# Does the set $H=\{1,4,7,13\}$ with modulo $15$ multiplication, $\otimes_{15}$, create a group?

Does the set $$H=\{1,4,7,13\}$$ with modulo $$15$$ multiplication, $$\otimes_{15}$$, create a group?

$$\begin{array}{|r|c|c|c|} \hline \otimes_{15} & 1 & 4 & 7 & 13\\ \hline 1 & 1 & 4 & 7 & 13\\ \hline 4 & 4 & 1 & 13 & 7\\ \hline 7 & 7 & 13 & 4 & 1\\ \hline 13 & 13 & 7 & 1 & 4\\ \hline \end{array}$$

I learned that I have to make a table. What can I read from it?

You just need to verify the axioms of the definition of a group for $$\mathscr{H}=(H, \otimes_{15}).$$

The set $$H$$ is closed under $$\otimes_{15}$$ by inspection of the multiplication table. (It satisfies the Latin square property.)

The identity is $$1$$.

The inverse of $$4$$ is itself. The inverse of $$7$$ is $$13$$ and vice versa.

Associativity of $$\otimes_{15}$$ is inherited from that of ordinary multiplication.

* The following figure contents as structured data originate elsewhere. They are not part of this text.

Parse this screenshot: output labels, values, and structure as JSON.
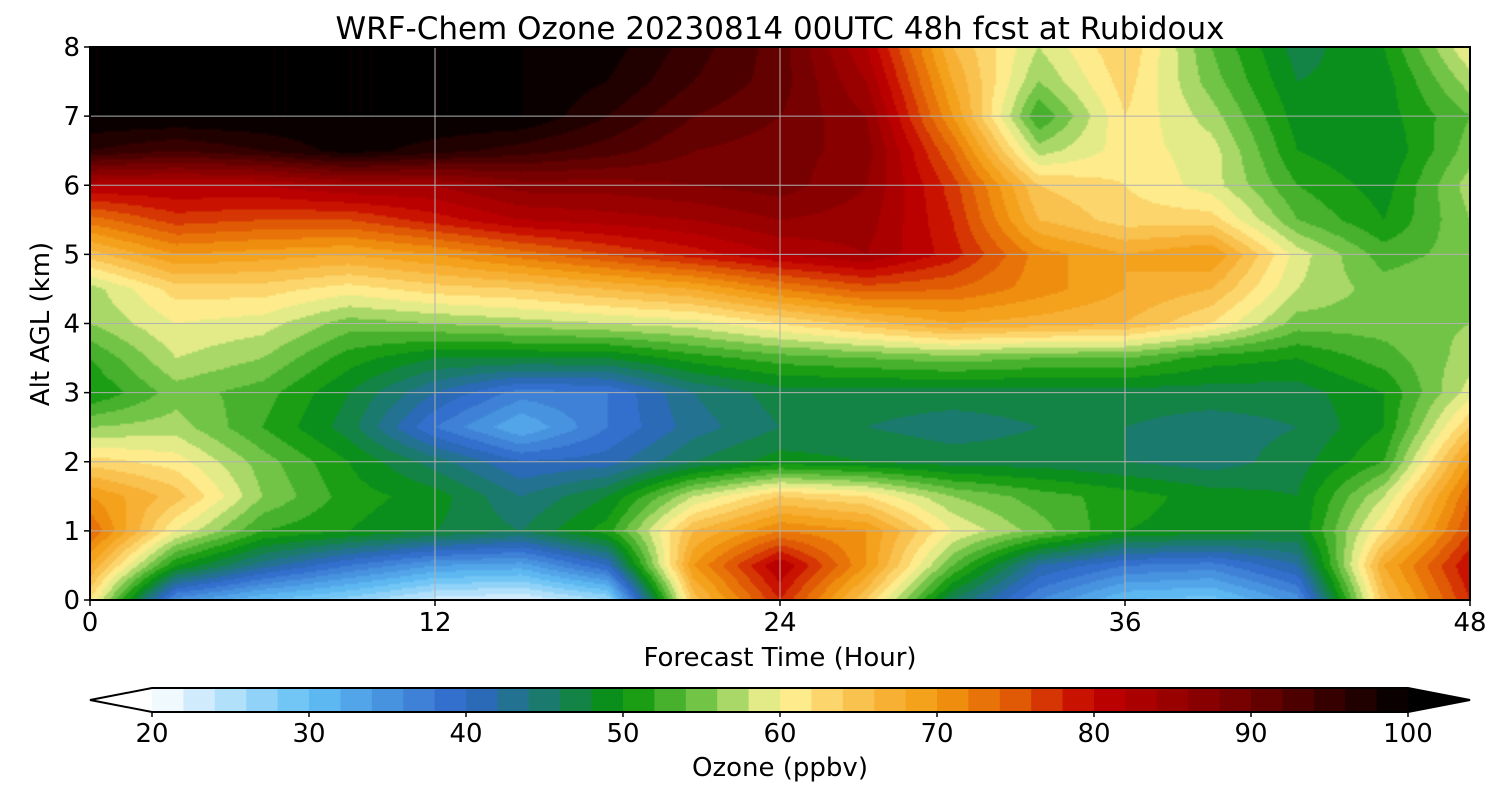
{
  "chart_data": {
    "type": "heatmap",
    "title": "WRF-Chem Ozone  20230814 00UTC 48h fcst at Rubidoux",
    "xlabel": "Forecast Time (Hour)",
    "ylabel": "Alt AGL (km)",
    "xlim": [
      0,
      48
    ],
    "ylim": [
      0,
      8
    ],
    "xticks": [
      0,
      12,
      24,
      36,
      48
    ],
    "yticks": [
      0,
      1,
      2,
      3,
      4,
      5,
      6,
      7,
      8
    ],
    "grid": true,
    "colorbar": {
      "label": "Ozone  (ppbv)",
      "range": [
        20,
        100
      ],
      "ticks": [
        20,
        30,
        40,
        50,
        60,
        70,
        80,
        90,
        100
      ],
      "extend": "both",
      "stops": [
        {
          "v": 20,
          "c": "#ffffff"
        },
        {
          "v": 30,
          "c": "#62c0f5"
        },
        {
          "v": 40,
          "c": "#2e66c8"
        },
        {
          "v": 45,
          "c": "#1b7a6e"
        },
        {
          "v": 50,
          "c": "#079407"
        },
        {
          "v": 55,
          "c": "#72c447"
        },
        {
          "v": 60,
          "c": "#fff59a"
        },
        {
          "v": 66,
          "c": "#f8b73e"
        },
        {
          "v": 70,
          "c": "#f39a10"
        },
        {
          "v": 75,
          "c": "#e05a05"
        },
        {
          "v": 80,
          "c": "#c40000"
        },
        {
          "v": 90,
          "c": "#6e0000"
        },
        {
          "v": 100,
          "c": "#000000"
        }
      ],
      "under_color": "#ffffff",
      "over_color": "#000000"
    },
    "x": [
      0,
      3,
      6,
      9,
      12,
      15,
      18,
      21,
      24,
      27,
      30,
      33,
      36,
      39,
      42,
      45,
      48
    ],
    "y": [
      0,
      0.5,
      1,
      1.5,
      2,
      2.5,
      3,
      3.5,
      4,
      4.5,
      5,
      5.5,
      6,
      6.5,
      7,
      7.5,
      8
    ],
    "z": [
      [
        62,
        35,
        30,
        27,
        23,
        22,
        26,
        65,
        78,
        64,
        46,
        36,
        30,
        29,
        35,
        65,
        78
      ],
      [
        68,
        50,
        43,
        38,
        34,
        33,
        40,
        70,
        82,
        70,
        54,
        42,
        38,
        37,
        42,
        68,
        80
      ],
      [
        74,
        60,
        52,
        50,
        48,
        46,
        51,
        66,
        72,
        70,
        60,
        55,
        50,
        49,
        48,
        62,
        76
      ],
      [
        70,
        65,
        56,
        51,
        49,
        44,
        48,
        58,
        64,
        62,
        56,
        53,
        51,
        49,
        48,
        58,
        74
      ],
      [
        63,
        61,
        55,
        50,
        45,
        40,
        41,
        46,
        49,
        48,
        47,
        47,
        46,
        45,
        47,
        52,
        70
      ],
      [
        56,
        57,
        52,
        47,
        38,
        32,
        38,
        43,
        46,
        46,
        45,
        46,
        46,
        45,
        46,
        50,
        64
      ],
      [
        50,
        55,
        53,
        48,
        42,
        37,
        38,
        44,
        47,
        47,
        47,
        47,
        47,
        47,
        47,
        50,
        59
      ],
      [
        52,
        58,
        56,
        51,
        48,
        48,
        48,
        51,
        53,
        54,
        55,
        54,
        54,
        51,
        50,
        53,
        57
      ],
      [
        56,
        60,
        59,
        55,
        56,
        57,
        58,
        59,
        62,
        65,
        68,
        67,
        66,
        62,
        55,
        55,
        56
      ],
      [
        57,
        63,
        63,
        61,
        63,
        64,
        66,
        68,
        72,
        75,
        74,
        71,
        68,
        66,
        58,
        55,
        56
      ],
      [
        65,
        70,
        69,
        68,
        70,
        73,
        76,
        79,
        82,
        84,
        79,
        71,
        68,
        70,
        59,
        53,
        55
      ],
      [
        73,
        77,
        76,
        76,
        79,
        82,
        83,
        84,
        86,
        85,
        78,
        66,
        63,
        63,
        54,
        50,
        56
      ],
      [
        82,
        82,
        82,
        84,
        84,
        87,
        87,
        88,
        89,
        86,
        77,
        64,
        62,
        59,
        52,
        49,
        57
      ],
      [
        96,
        94,
        96,
        99,
        97,
        95,
        93,
        90,
        89,
        87,
        74,
        57,
        61,
        59,
        50,
        48,
        55
      ],
      [
        100,
        100,
        100,
        100,
        100,
        100,
        96,
        92,
        90,
        86,
        70,
        52,
        62,
        57,
        49,
        49,
        54
      ],
      [
        100,
        100,
        100,
        100,
        100,
        100,
        98,
        94,
        91,
        84,
        68,
        56,
        63,
        55,
        48,
        49,
        57
      ],
      [
        100,
        100,
        100,
        100,
        100,
        100,
        99,
        95,
        91,
        82,
        66,
        58,
        64,
        54,
        47,
        50,
        60
      ]
    ]
  }
}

Hence $$\mathscr{H}$$ is a group.

• is there a different approach to this task without using the table? – vmahth1 Oct 9 at 9:08
• @vmahth1: see my answer – J. W. Tanner Oct 9 at 23:00

Yes, it is the subgroup of the group of units modulo $$15$$ that is generated by $$7$$ (or $$13$$).